Follow annotation, model analysis, evaluation, and workflow jobs with saved progress and results.
Source reviewed 2026-09-23. Availability depends on your installation, permissions, and compatible runtimes. A supported path is not a guarantee of model quality or production readiness.
Start here
What you need to know first
Check the inputs below before starting. If you are new, begin with the first-project guide. A dataset holds media and labels; a model produces results; a deployment makes a selected model version callable. Creating one does not create the others.
Bring these inputs
- A workflow or supported operation
- Versioned inputs and a selected runtime
Expected output and limits
- Durable task records
- Artifacts, logs, usage, and reviewable evidence
Core workflow
- 01
Choose completed work
Start an annotation, inference, evaluation, or reusable workflow outcome.
- 02
Select inputs and runtime
Bind immutable versions and choose Score-managed credits, a provider, or your own device.
- 03
Control execution
Open Build & evaluate → Runs for the full run history, or Runs in the bottom bar for quick progress. Open a run to inspect its status and use pause, resume, or cancel only when supported.
- 04
Inspect the result
Follow the task back to its source page and retain outputs, logs, spend, and review evidence.

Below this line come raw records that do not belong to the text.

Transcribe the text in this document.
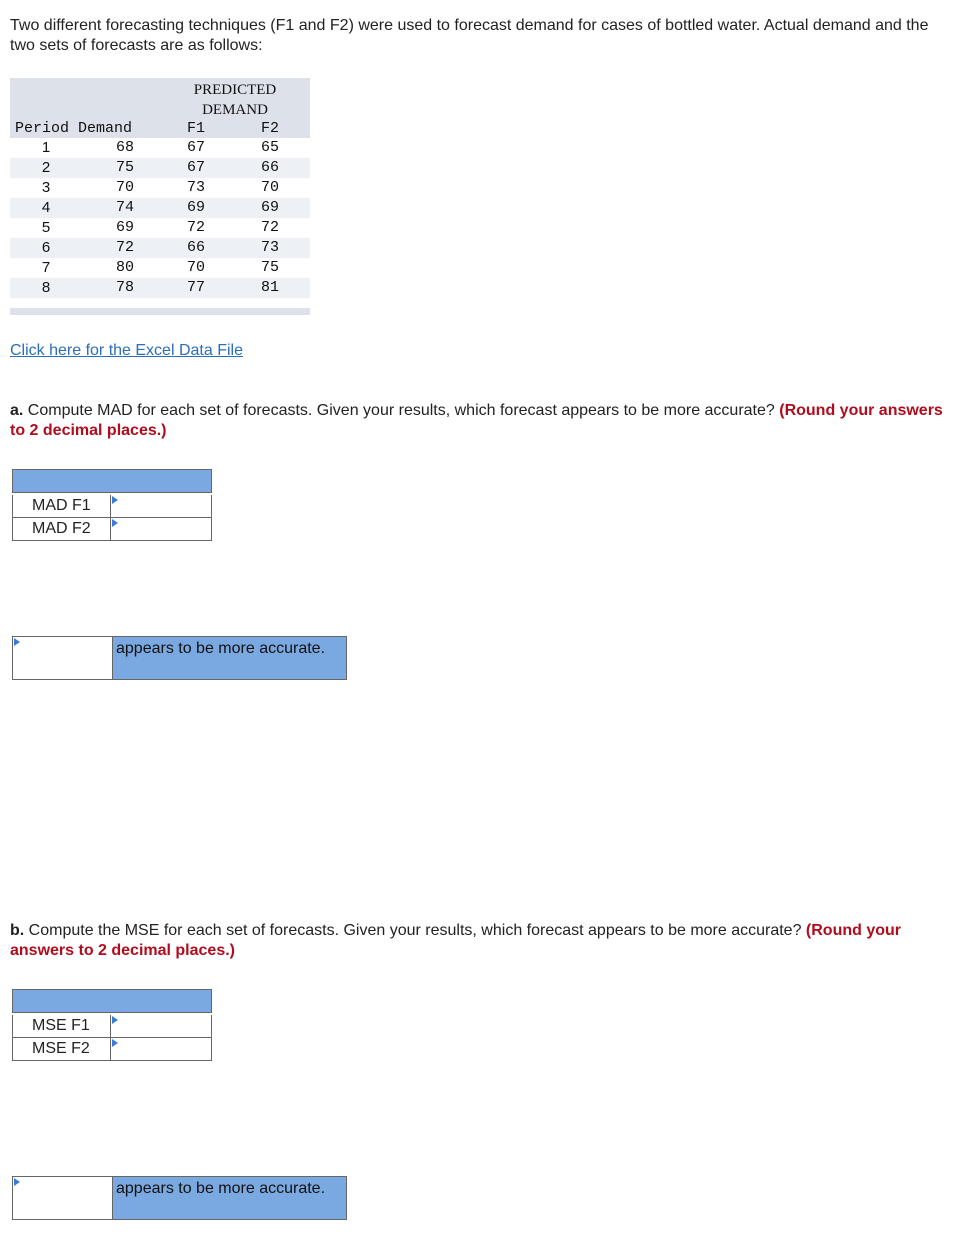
Two different forecasting techniques (F1 and F2) were used to forecast demand for cases of bottled water. Actual demand and the two sets of forecasts are as follows:
PREDICTED
DEMAND
Period Demand	F1	F2
1	68	67	65
2	75	67	66
3	70	73	70
4	74	69	69
5	69	72	72
6	72	66	73
7	80	70	75
8	78	77	81
Click here for the Excel Data File
a. Compute MAD for each set of forecasts. Given your results, which forecast appears to be more accurate? (Round your answers to 2 decimal places.)
MAD F1
MAD F2
appears to be more accurate.
b. Compute the MSE for each set of forecasts. Given your results, which forecast appears to be more accurate? (Round your answers to 2 decimal places.)
MSE F1
MSE F2
appears to be more accurate.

What this surface supports
- Active and recent runs
- Progress and task deep links
- Multi-model annotation
- Managed-credit execution
Expert section
Contracts, signals, and failure modes
Use this section when you are defining acceptance criteria, automating the surface, or reviewing whether its output is safe to promote downstream.
Expert release checklist
- Inputs and dependencies are pinned to immutable versions.
- Acceptance metrics include critical classes and operating slices.
- Failure, retry, cost, and rollback behavior are understood.
- The resulting artifact has an owner and a downstream review path.